Sublinhamos, sinteticamente, alguns elementos que contribuem para
esta situação:
4. 1. O mercado bolsista não é uma fonte de financiamento da
actividade económica onde se gera a riqueza mas, antes, um
redemoinho para onde é atraída parte substancial da poupança
mundial;
2. A realização de rendimentos fáceis e rápidos, só é possível se
desligada da base produtiva emanada do trabalho e do esforço,
com resultados bem mais comedidos e diluídos no tempo; a sua
relevância actual torna a economia mundial infectada por
especuladores e rentistas completamente parasitários;
3. O jogo especulativo, pela dimensão que assumiu leva a reboque
a economia real e, a íntima relação existente entre os capitalistas
e os Estados, toma a economia real a fonte primacial dos lucros e
a esponja que absorve os prejuízos quando as coisas correm mal;
4. O jogo especulativo é facilitado por regras contabilísticas
imprudentes que permitem a avaliação dos activos com a
incorporação de mais-valias não consolidadas, resultantes da
própria especulação, tendo em vista a apresentação de lucros
elevados para distribuição aos accionistas e para a elevação
artificial das cotações;
5. O mesmo jogo é facilitado pelos mecanismos da titularização, da
emissão dos chamados “derivados” ou “futuros” que
estabelecem extensas cadeias de títulos, dependentes uns dos
outros, sem qualquer relação ou sequer conhecimento
relativamente ao facto que lhes deu origem, na economia real;
6. A extrema facilidade da circulação dos capitais gera fluxos de
valor incomensurável sob a forma de títulos, sob a forma de
compras especulativas de matérias primas ou bens alimentares,
forçando assim variações de preços com efeitos devastadores na
economia real, desregulamentada e isenta de controlos públicos,
de acordo com a teologia neoliberal;
7. Essa circulação de capitais torna-se ainda mais imprecisa e
incontrolada dada a existência dos paraísos fiscais, de onde e
para onde os capitais se refugiam sempre que necessário e cuja
existência é essencial para a lavagem de dinheiro oriundo dos
diversos tráfegos e formas de corrupção, como para a criação de
liquidez no sistema financeiro.
Saídas para a crise
Já se está a ver a saída em falso que se prepara. Os bancos centrais
fornecem liquidez aos bancos, os Estados absorvem créditos incobráveis
5. e até nacionalizam para reconstituir o funcionamento do “mercado”

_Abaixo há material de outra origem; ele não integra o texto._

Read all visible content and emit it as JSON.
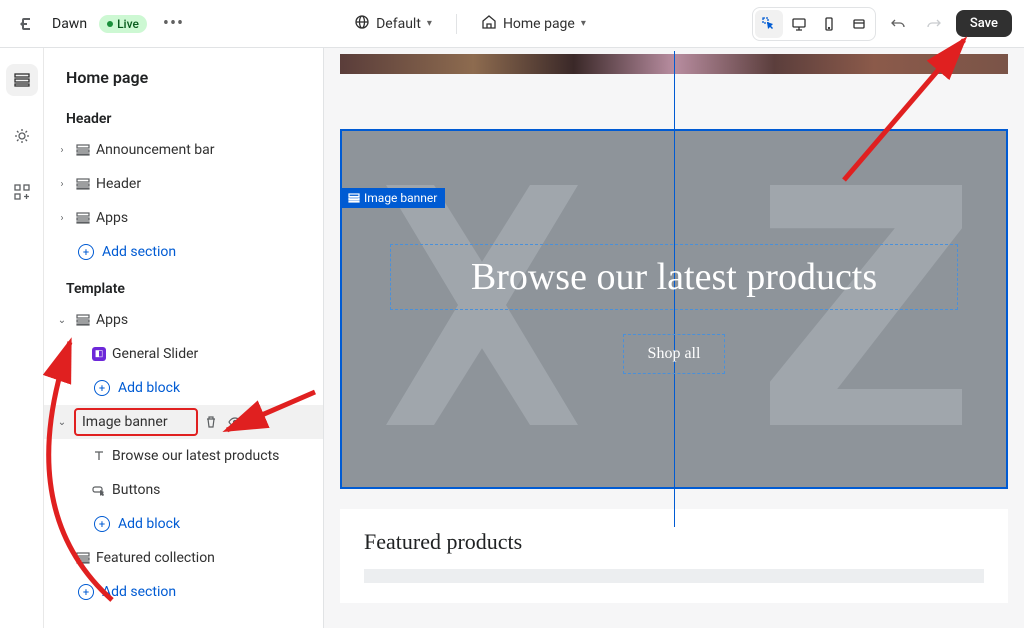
{
  "topbar": {
    "theme_name": "Dawn",
    "live_label": "Live",
    "default_label": "Default",
    "page_label": "Home page",
    "save_label": "Save"
  },
  "sidebar": {
    "title": "Home page",
    "groups": {
      "header": {
        "label": "Header",
        "items": [
          {
            "label": "Announcement bar"
          },
          {
            "label": "Header"
          },
          {
            "label": "Apps"
          }
        ],
        "add_label": "Add section"
      },
      "template": {
        "label": "Template",
        "apps": {
          "label": "Apps",
          "children": [
            {
              "label": "General Slider"
            }
          ],
          "add_label": "Add block"
        },
        "image_banner": {
          "label": "Image banner",
          "children": [
            {
              "label": "Browse our latest products"
            },
            {
              "label": "Buttons"
            }
          ],
          "add_label": "Add block"
        },
        "featured_collection": {
          "label": "Featured collection"
        },
        "add_label": "Add section"
      }
    }
  },
  "preview": {
    "section_tag": "Image banner",
    "banner_heading": "Browse our latest products",
    "banner_button": "Shop all",
    "featured_title": "Featured products"
  }
}
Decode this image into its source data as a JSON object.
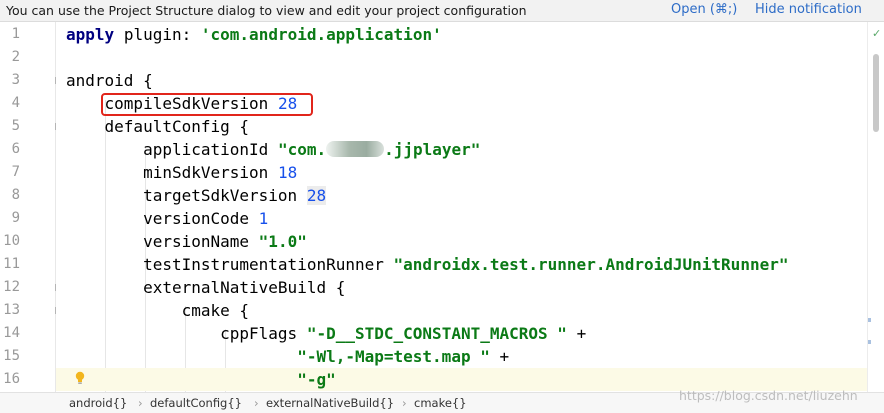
{
  "notification": {
    "message": "You can use the Project Structure dialog to view and edit your project configuration",
    "open_label": "Open (⌘;)",
    "hide_label": "Hide notification"
  },
  "editor": {
    "current_line": 16,
    "lines": [
      {
        "n": "1"
      },
      {
        "n": "2"
      },
      {
        "n": "3"
      },
      {
        "n": "4"
      },
      {
        "n": "5"
      },
      {
        "n": "6"
      },
      {
        "n": "7"
      },
      {
        "n": "8"
      },
      {
        "n": "9"
      },
      {
        "n": "10"
      },
      {
        "n": "11"
      },
      {
        "n": "12"
      },
      {
        "n": "13"
      },
      {
        "n": "14"
      },
      {
        "n": "15"
      },
      {
        "n": "16"
      }
    ],
    "tokens": {
      "l1_apply": "apply",
      "l1_plugin": "plugin:",
      "l1_str": "'com.android.application'",
      "l3_android": "android {",
      "l4_key": "compileSdkVersion",
      "l4_val": "28",
      "l5_key": "defaultConfig {",
      "l6_key": "applicationId",
      "l6_str_a": "\"com.",
      "l6_str_b": ".jjplayer\"",
      "l7_key": "minSdkVersion",
      "l7_val": "18",
      "l8_key": "targetSdkVersion",
      "l8_val": "28",
      "l9_key": "versionCode",
      "l9_val": "1",
      "l10_key": "versionName",
      "l10_str": "\"1.0\"",
      "l11_key": "testInstrumentationRunner",
      "l11_str": "\"androidx.test.runner.AndroidJUnitRunner\"",
      "l12_key": "externalNativeBuild {",
      "l13_key": "cmake {",
      "l14_key": "cppFlags",
      "l14_str": "\"-D__STDC_CONSTANT_MACROS \"",
      "l14_plus": "+",
      "l15_str": "\"-Wl,-Map=test.map \"",
      "l15_plus": "+",
      "l16_str": "\"-g\""
    }
  },
  "breadcrumb": [
    "android{}",
    "defaultConfig{}",
    "externalNativeBuild{}",
    "cmake{}"
  ],
  "watermark": "https://blog.csdn.net/liuzehn",
  "colors": {
    "keyword": "#000080",
    "string": "#0b7a16",
    "number": "#1750eb",
    "highlight_box": "#e1251b",
    "link": "#2d6cc7"
  },
  "icons": {
    "intention": "lightbulb-icon",
    "inspection": "checkmark-icon"
  }
}
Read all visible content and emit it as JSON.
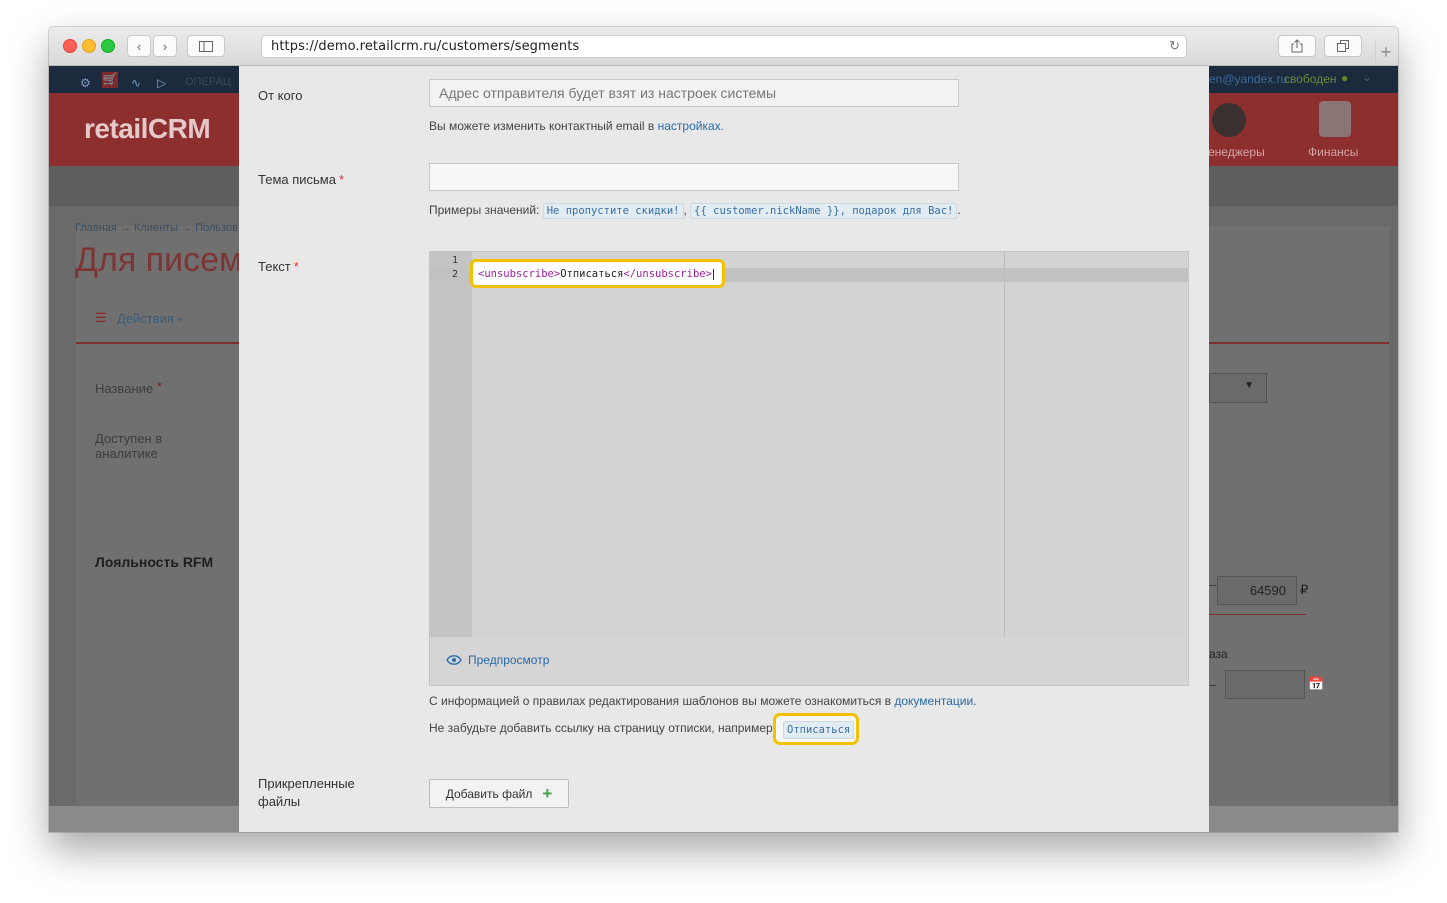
{
  "browser": {
    "url": "https://demo.retailcrm.ru/customers/segments"
  },
  "background": {
    "logo": "retailCRM",
    "breadcrumb": "Главная → Клиенты → Пользов",
    "page_title": "Для писем",
    "actions_label": "Действия",
    "name_label": "Название",
    "available_label": "Доступен в аналитике",
    "loyalty_title": "Лояльность RFM",
    "top_menu_item": "ОПЕРАЦ",
    "user_email": "en@yandex.ru",
    "user_status": "свободен",
    "managers_label": "енеджеры",
    "finance_label": "Финансы",
    "amount_value": "64590",
    "currency": "₽",
    "order_label": "аза"
  },
  "modal": {
    "from": {
      "label": "От кого",
      "placeholder": "Адрес отправителя будет взят из настроек системы",
      "help_text": "Вы можете изменить контактный email в",
      "help_link": "настройках."
    },
    "subject": {
      "label": "Тема письма",
      "required_mark": "*",
      "value": "",
      "examples_label": "Примеры значений:",
      "example_1": "Не пропустите скидки!",
      "example_2": "{{ customer.nickName }}, подарок для Вас!"
    },
    "text": {
      "label": "Текст",
      "required_mark": "*",
      "line_1": "1",
      "line_2": "2",
      "code_open": "<unsubscribe>",
      "code_text": "Отписаться",
      "code_close": "</unsubscribe>",
      "preview_label": "Предпросмотр"
    },
    "docs_text": "С информацией о правилах редактирования шаблонов вы можете ознакомиться в",
    "docs_link": "документации.",
    "unsub_text": "Не забудьте добавить ссылку на страницу отписки, например",
    "unsub_chip": "Отписаться",
    "attachments": {
      "label_1": "Прикрепленные",
      "label_2": "файлы",
      "add_button": "Добавить файл"
    }
  }
}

constituindo meros detalhes, sem importância, o aumento das taxas de
juro ou os milhares de desempregados que vão resultar das falências e
das fusões de instituições. Os capitalistas, os banqueiros os gestores de
topo responsáveis pela indigestão provocada pelo banquete, na pior
das hipóteses ficam a aguardar as privatizações que se seguirão daqui
a uns poucos anos, à sombra dos muitos milhões que retiveram em bom
recato, fora desta turbulência.
A solução qual é?
Cremos que as esquerdas de pendor libertário ou estatizante não
detêm um “corpus” de medidas verdadeiramente alternativas para a
situação actual. E que a sua constituição é uma necessidade imperiosa,
pois nada há a esperar das reuniões do G8, ou dos dirigentes dos países
ocidentais.
Num quadro de medidas de aplicação imediata, mesmo sem colocar
em causa o funcionamento capitalista da economia mundial seria
necessário, para obviar a situações destas, entre outras, as seguintes
medidas que se lançam aqui para discussão:
• Regras prudentes de avaliação dos activos, desligadas das
cotações da bolsa;
• Limitação drástica ou cessação da emissão de produtos
derivados;
• Inviabilização de transferências bancárias provenientes ou
destinadas a “paraísos fiscais” ou registos “off-shore”;
• Anulação de todos os direitos de propriedade detidos por
grandes accionistas e gestores de topo responsáveis por
instituições em falência ou sérias dificuldades, com afectação dos
seus bens pessoais à redução dos prejuízos das mesmas;
• Ligação a longo prazo dos níveis das taxas de juro aos índices de
actualizações salariais, para créditos de carácter social, como a
compra de habitação pelos trabalhadores;
• Constituição de comissões de verificação dos actos da gestão
das instituições, emanadas dos próprios trabalhadores, por
eleição directa e com mandatos revogáveis a todo o momento.